Residual threshold validation enables lightweight intrusion detection with a two-stage BiGRU autoencoder
摘要
Network intrusion detection under severe class imbalance and diverse attack patterns often relies on reconstruction residuals. However, overlapping residual distributions, sparse tails, and distribution drift make single-threshold decision boundaries unstable and hard to reproduce. This study proposes a lightweight and reproducible intrusion detection framework based on Residual Threshold Validation (RTV) with a two-stage BiGRU autoencoder. In Phase 1, the autoencoder is trained on normal samples to learn a stable reconstruction baseline and per-dimension residual bounds. In Phase 2, weak supervision from coarse binary labels and class-conditional margin constraints enlarges inter-class separation in the residual space.
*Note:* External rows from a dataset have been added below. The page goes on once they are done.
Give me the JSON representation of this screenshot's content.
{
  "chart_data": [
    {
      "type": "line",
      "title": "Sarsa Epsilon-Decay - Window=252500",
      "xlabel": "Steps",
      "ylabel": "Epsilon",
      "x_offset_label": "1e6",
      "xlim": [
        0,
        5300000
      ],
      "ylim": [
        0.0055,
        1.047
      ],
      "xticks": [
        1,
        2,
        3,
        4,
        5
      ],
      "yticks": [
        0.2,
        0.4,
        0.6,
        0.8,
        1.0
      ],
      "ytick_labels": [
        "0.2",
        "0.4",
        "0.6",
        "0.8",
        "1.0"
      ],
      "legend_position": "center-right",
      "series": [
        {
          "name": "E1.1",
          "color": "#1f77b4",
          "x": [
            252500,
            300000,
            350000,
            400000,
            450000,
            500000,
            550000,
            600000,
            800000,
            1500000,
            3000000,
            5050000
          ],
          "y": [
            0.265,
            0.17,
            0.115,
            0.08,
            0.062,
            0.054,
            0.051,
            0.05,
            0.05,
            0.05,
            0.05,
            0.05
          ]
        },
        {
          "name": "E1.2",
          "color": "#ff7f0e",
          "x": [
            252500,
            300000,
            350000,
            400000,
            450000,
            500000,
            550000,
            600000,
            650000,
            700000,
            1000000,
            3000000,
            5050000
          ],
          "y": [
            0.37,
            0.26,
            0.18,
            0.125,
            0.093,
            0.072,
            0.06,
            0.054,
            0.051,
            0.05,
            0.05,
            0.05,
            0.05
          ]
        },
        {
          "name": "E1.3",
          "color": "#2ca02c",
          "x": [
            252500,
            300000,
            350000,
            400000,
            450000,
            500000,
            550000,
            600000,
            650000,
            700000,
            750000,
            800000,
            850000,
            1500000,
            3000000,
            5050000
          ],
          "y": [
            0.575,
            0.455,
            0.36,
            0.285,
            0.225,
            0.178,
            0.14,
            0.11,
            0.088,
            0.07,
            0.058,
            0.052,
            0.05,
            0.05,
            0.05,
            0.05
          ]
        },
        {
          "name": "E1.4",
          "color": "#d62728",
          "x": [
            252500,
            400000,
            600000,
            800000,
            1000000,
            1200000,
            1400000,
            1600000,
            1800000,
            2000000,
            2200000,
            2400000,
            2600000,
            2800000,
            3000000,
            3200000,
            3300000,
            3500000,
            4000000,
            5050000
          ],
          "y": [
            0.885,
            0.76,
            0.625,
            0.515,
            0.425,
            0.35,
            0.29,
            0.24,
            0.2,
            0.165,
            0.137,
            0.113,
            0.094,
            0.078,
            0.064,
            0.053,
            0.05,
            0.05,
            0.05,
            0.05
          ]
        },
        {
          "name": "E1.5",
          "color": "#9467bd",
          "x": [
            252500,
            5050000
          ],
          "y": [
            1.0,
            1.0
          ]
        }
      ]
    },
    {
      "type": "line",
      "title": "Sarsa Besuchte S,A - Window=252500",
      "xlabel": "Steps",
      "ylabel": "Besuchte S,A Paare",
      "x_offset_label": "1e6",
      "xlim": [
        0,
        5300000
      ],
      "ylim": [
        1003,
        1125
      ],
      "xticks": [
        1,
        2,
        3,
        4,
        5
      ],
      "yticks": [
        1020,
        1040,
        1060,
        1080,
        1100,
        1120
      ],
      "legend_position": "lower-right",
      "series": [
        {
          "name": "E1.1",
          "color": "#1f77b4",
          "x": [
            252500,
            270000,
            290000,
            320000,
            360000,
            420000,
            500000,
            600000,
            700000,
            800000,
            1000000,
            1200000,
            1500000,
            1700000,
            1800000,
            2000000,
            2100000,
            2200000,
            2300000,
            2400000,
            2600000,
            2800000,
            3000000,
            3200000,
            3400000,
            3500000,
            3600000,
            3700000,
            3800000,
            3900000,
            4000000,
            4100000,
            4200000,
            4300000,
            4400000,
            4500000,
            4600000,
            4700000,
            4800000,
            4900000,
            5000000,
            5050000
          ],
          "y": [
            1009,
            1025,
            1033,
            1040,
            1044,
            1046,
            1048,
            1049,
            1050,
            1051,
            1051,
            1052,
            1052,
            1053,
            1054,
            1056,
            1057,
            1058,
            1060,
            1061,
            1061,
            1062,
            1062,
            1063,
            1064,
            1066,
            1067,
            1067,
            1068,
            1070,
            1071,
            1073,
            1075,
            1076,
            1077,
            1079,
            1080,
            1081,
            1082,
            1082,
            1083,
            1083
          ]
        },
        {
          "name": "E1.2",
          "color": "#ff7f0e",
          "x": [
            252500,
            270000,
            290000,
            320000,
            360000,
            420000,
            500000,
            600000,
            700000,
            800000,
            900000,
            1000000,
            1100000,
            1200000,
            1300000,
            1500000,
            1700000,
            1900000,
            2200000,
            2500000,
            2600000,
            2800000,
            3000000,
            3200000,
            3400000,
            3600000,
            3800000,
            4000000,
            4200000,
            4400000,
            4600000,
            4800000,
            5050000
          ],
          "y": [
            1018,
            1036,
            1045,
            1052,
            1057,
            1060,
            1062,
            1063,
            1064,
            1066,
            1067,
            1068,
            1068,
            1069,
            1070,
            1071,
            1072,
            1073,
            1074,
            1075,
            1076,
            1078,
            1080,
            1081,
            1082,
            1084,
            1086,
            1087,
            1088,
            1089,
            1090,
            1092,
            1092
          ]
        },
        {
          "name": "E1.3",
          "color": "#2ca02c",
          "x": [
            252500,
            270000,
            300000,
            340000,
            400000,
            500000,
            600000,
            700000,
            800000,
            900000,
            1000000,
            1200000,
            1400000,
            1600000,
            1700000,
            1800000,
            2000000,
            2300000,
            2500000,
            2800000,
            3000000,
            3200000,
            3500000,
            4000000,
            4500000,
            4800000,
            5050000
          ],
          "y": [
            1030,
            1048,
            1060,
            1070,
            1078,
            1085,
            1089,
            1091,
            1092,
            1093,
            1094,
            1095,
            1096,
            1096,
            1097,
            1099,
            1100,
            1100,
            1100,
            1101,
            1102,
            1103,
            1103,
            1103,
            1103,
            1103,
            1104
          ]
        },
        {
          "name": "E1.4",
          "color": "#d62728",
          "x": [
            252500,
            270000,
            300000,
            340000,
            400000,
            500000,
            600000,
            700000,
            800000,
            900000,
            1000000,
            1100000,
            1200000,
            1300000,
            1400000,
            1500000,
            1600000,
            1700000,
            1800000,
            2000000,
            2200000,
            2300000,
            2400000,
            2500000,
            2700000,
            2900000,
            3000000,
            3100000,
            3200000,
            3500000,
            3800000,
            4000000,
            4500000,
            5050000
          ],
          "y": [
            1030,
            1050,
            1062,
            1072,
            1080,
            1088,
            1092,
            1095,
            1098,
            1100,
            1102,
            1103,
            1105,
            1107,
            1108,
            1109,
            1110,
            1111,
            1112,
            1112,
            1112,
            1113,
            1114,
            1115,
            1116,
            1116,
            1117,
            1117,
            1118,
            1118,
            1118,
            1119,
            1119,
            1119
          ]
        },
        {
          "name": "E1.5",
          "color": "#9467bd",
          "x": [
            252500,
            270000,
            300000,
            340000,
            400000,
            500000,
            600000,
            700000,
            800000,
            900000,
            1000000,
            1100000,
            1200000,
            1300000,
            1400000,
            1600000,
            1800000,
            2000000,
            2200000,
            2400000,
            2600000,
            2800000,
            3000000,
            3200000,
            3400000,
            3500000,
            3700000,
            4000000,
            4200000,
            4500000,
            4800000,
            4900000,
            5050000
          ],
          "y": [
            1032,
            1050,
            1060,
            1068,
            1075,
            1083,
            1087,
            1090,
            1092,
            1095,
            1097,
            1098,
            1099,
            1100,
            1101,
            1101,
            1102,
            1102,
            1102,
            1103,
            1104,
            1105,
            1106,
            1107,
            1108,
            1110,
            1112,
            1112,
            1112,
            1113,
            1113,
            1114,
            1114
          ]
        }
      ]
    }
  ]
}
During inference, Top-k aggregation generates a unified intrusion score, and the threshold is determined on a validation split and frozen for test evaluation. Experiments on KDDCUP99, UNSW-NB15, and WSN-DS show F1-scores of 0.9943, 0.9898, and 0.9795, with false-positive rates of 0.10%, 2.06%, and 2.43%. These results demonstrate both high accuracy and reproducible decision boundaries. The model size is 186–194 KB, enabling deployment in resource-constrained scenarios such as edge devices.